Autor do clássico livro “O Cérebro Político”, de 2008, o psicólogo Drew Westen entende que “o cérebro político é um cérebro emocional. Não é uma máquina de calcular desapaixonada, que pesquisa fatos concretos, número e políticas objetivamente, a fim de tomar uma decisão sensata”. Segundo Westen, desde a eleição de Richard Nixon, os estrategistas republicanos reconhecem que a intenção emocional é que pavimenta o caminho para a vitória.

Decisão dos eleitores

No Brasil, em que vivemos a chamada polarização calcificada, termo cunhado pelo cientista político Felipe Nunes e o jornalista Thomas Traumann, na obra Biografia do Abismo”, a ideologia, a afetividade e a emoção são variáveis que adquirem cada vez mais peso no processo de tomada de decisão dos eleitores.
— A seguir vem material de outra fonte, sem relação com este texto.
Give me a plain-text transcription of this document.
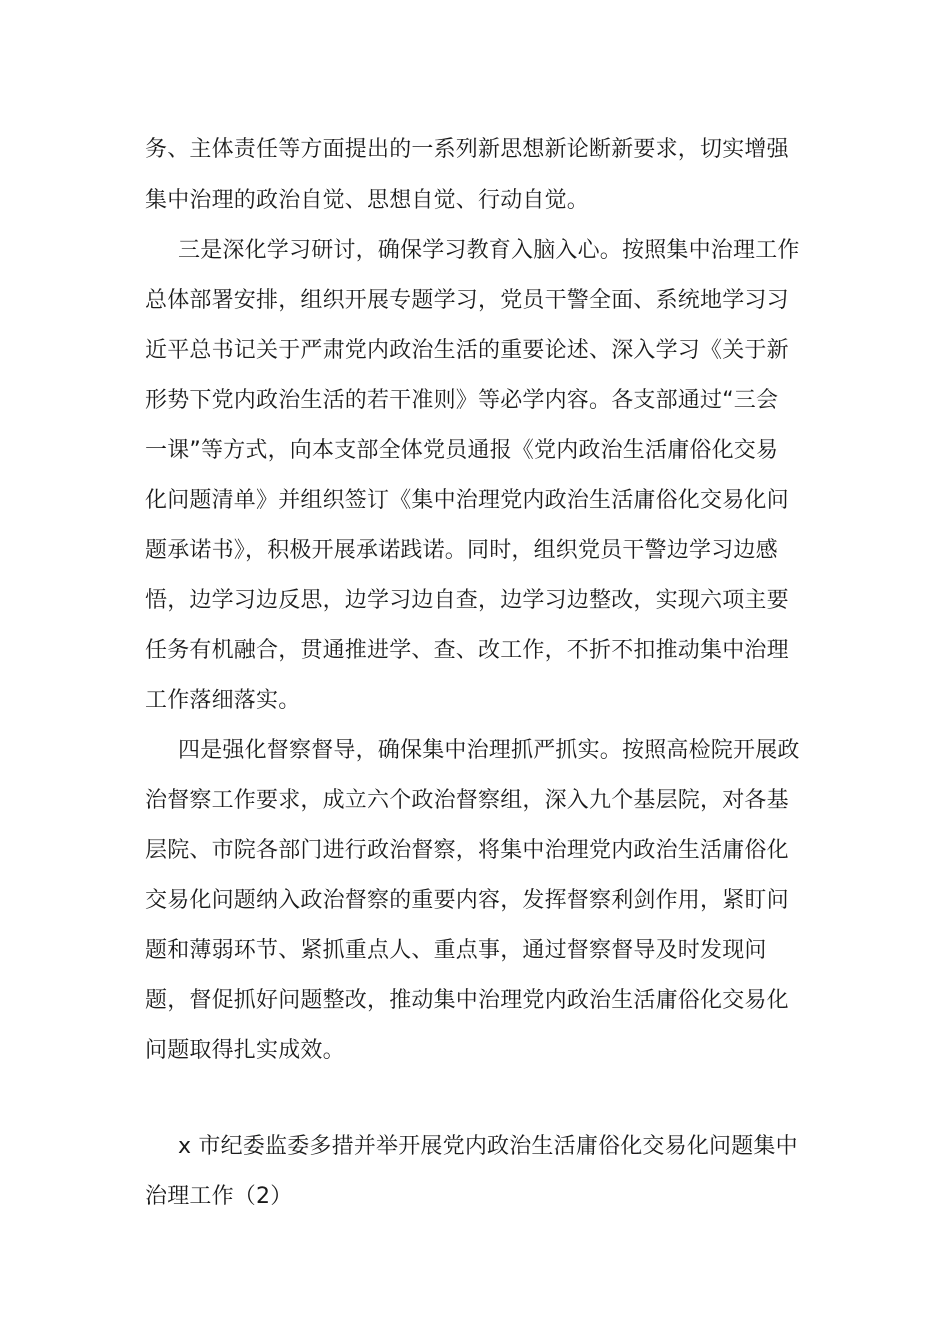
务、主体责任等方面提出的一系列新思想新论断新要求，切实增强
集中治理的政治自觉、思想自觉、行动自觉。
三是深化学习研讨，确保学习教育入脑入心。按照集中治理工作
总体部署安排，组织开展专题学习，党员干警全面、系统地学习习
近平总书记关于严肃党内政治生活的重要论述、深入学习《关于新
形势下党内政治生活的若干准则》等必学内容。各支部通过“三会
一课”等方式，向本支部全体党员通报《党内政治生活庸俗化交易
化问题清单》并组织签订《集中治理党内政治生活庸俗化交易化问
题承诺书》，积极开展承诺践诺。同时，组织党员干警边学习边感
悟，边学习边反思，边学习边自查，边学习边整改，实现六项主要
任务有机融合，贯通推进学、查、改工作，不折不扣推动集中治理
工作落细落实。
四是强化督察督导，确保集中治理抓严抓实。按照高检院开展政
治督察工作要求，成立六个政治督察组，深入九个基层院，对各基
层院、市院各部门进行政治督察，将集中治理党内政治生活庸俗化
交易化问题纳入政治督察的重要内容，发挥督察利剑作用，紧盯问
题和薄弱环节、紧抓重点人、重点事，通过督察督导及时发现问
题，督促抓好问题整改，推动集中治理党内政治生活庸俗化交易化
问题取得扎实成效。
x 市纪委监委多措并举开展党内政治生活庸俗化交易化问题集中
治理工作（2）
Mesmo que Brasil e Estados Unidos sejam países com realidades políticas, sociais e econômicas distintas, a calcificação da disputa entre democratas e republicanos nos Estados Unidos guarda semelhança no Brasil com os embates do lulismo contra o bolsonarismo. Aqui, assim como lá, a explicação do processo político-eleitoral ancorado apenas na perspectiva racional perde peso. Ao contrário do que muitos observadores do cenário político acreditam, a conjuntura brasileira tem se tornado menos racionalista e mais afetiva e emocional. Neste ambiente, simplificações da política como “é a economia, estúpido” não são mais suficientes para explicar o sucesso ou fracasso dos governantes.